The acting Kigoma regional police commander, Mr Kihenya Kihenya, said all the passengers and crew on Flight TC119 were rescued shortly after the incident. One engine and one wing of the aircraft piloted by Captain Emmanuel Mshana were damaged, according to the deputy minister for Transport, Mr Athuman Mfutakamba.

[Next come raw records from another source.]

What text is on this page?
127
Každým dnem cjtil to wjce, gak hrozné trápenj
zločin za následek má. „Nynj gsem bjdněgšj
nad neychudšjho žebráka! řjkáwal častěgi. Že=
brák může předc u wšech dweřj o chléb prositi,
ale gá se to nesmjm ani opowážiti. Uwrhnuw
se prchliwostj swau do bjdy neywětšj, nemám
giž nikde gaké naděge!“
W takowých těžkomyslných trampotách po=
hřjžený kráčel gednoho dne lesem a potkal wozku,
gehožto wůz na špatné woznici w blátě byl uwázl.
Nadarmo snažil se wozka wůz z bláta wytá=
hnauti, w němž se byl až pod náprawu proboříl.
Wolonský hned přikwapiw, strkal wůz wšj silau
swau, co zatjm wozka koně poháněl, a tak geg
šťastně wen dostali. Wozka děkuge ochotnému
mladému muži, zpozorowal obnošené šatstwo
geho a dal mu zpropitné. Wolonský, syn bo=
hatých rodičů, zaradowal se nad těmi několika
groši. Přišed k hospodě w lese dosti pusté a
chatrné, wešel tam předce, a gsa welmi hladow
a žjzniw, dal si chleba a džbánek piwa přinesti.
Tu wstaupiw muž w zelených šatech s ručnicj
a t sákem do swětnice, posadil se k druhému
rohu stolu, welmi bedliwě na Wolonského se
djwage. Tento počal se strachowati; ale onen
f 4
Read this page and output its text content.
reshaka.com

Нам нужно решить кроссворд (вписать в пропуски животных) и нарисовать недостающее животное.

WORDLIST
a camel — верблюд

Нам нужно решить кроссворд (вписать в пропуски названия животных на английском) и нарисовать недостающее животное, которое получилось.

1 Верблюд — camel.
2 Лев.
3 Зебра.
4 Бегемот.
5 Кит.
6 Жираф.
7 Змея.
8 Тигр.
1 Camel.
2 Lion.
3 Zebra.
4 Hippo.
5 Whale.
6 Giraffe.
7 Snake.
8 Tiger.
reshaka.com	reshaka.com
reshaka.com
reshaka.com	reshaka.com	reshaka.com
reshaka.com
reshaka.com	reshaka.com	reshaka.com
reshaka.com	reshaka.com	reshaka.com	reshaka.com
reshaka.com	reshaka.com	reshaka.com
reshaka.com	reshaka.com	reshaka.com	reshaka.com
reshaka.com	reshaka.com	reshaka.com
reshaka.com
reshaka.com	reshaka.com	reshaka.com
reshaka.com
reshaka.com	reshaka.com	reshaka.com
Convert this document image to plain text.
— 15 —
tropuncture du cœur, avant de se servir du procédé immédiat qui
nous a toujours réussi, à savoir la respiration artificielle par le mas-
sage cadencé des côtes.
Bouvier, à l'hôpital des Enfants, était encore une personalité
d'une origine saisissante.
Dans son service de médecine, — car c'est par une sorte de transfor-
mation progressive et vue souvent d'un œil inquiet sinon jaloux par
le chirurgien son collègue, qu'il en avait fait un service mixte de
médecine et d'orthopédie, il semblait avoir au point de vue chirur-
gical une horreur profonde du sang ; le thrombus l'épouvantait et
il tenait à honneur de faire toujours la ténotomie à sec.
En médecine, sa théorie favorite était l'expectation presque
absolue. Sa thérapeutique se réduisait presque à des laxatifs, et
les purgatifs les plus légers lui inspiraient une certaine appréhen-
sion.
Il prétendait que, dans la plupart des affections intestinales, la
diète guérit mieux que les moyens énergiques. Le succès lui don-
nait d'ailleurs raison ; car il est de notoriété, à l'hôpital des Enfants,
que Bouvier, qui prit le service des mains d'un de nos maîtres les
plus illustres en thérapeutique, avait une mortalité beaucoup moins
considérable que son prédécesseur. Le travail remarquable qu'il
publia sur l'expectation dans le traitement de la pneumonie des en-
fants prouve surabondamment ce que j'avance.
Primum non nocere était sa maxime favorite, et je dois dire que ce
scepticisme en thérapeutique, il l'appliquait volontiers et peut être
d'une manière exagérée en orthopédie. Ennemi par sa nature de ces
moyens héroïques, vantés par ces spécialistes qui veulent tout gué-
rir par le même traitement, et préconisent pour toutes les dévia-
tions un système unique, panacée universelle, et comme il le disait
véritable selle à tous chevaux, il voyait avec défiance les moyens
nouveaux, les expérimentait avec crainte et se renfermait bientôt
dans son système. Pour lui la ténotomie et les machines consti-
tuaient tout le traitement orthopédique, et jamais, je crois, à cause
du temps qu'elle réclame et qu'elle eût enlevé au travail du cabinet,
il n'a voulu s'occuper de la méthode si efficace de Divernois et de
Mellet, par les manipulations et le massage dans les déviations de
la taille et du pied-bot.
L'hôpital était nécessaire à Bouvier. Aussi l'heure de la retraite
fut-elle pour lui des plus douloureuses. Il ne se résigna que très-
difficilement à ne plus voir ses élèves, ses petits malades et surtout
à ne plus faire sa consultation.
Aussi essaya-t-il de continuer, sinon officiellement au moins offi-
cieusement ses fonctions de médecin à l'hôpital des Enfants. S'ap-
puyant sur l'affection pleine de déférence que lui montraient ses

Speaking on the phone from the western Lake Tanganyika shore town of Kigoma, the regional commissioner, Lieutenant Colonel (rtd) Issa Machibya, said he rushed to the airport when he received information about the accident. “I thank God when I found that nobody was injured although the plane was seriously damaged,” he said.

Ministry of Transport and ATCL officials held a crisis meeting yesterday to discuss the matter, according to permanent secretary Omar Chambo. In the meantime, efforts were underway to rescue the passengers stranded in Kigoma. ATCL acting chief executive officer Paul Chizi said aviation experts were expected to travel to Kigoma to assess the extent of damage done to the plane.

“I am waiting for a report from the experts but I am told the plane has been badly damaged,” he said, adding that ATCL was working on the possibility of acquiring a charter plane to ferry the stranded passengers.

Efforts to hire a government plane came to naught because the only one that could have been hired had  other scheduled flights.

Mr Chizi added that his office was communicating with PrecisionAir to see whether they could spare a plane to ferry the stranded passengers.
The national carrier resumed operations in November last year after being out of business for eight months, with daily return flights from Dar es Salaam to Kigoma via Tabora.

According to the Tanzania Civil Aviation Authority (TCAA) chief executive officer, Mr Fadhili Manongi, the authority has reported the accident to an independent investigation team at the ministry of Transport.This is the second aviation accident this year. There were nine such accidents reported in 2010/2011.

Shocked passengers had a variety of stories to tell, with Bishop Silas Kezakubi of the African Inland Church and his wife Yunis saying the plane skidded off the runway as it gained momentum to take-off. “Instead of taking-off, the plane came to an abrupt stop before it skidded off the runway,” said Bishop Kezakubi, who was travelling to Tabora. “I was shocked when I learnt that we were in trouble,” he added: “I became more shocked when the crew announced that the plane had problems and we should prepare to disembark.”

The cleric said he saw smoke coming out of the plane’s right wing. The MP for Kasulu Rural on the ticket of NCCR-Mageuzi, Ms Agripina Zaituni Buyogera, who was travelling to Dar es Salaam on her way to Dodoma to attend the Bunge session that begins today, said she could not believe that she was alive.

“I don’t want to talk about the accident,” she declared. “I am still in shock.”  A passenger who identified himself as Mustafa Yamungu said some passengers had noted that one of the plane’s engine propellers was not working properly. In 2006, a United Nations Boeing 737 crashed in the same area. The plane was ferrying supplies for UN peace keepers in the Democratic Republic of Congo.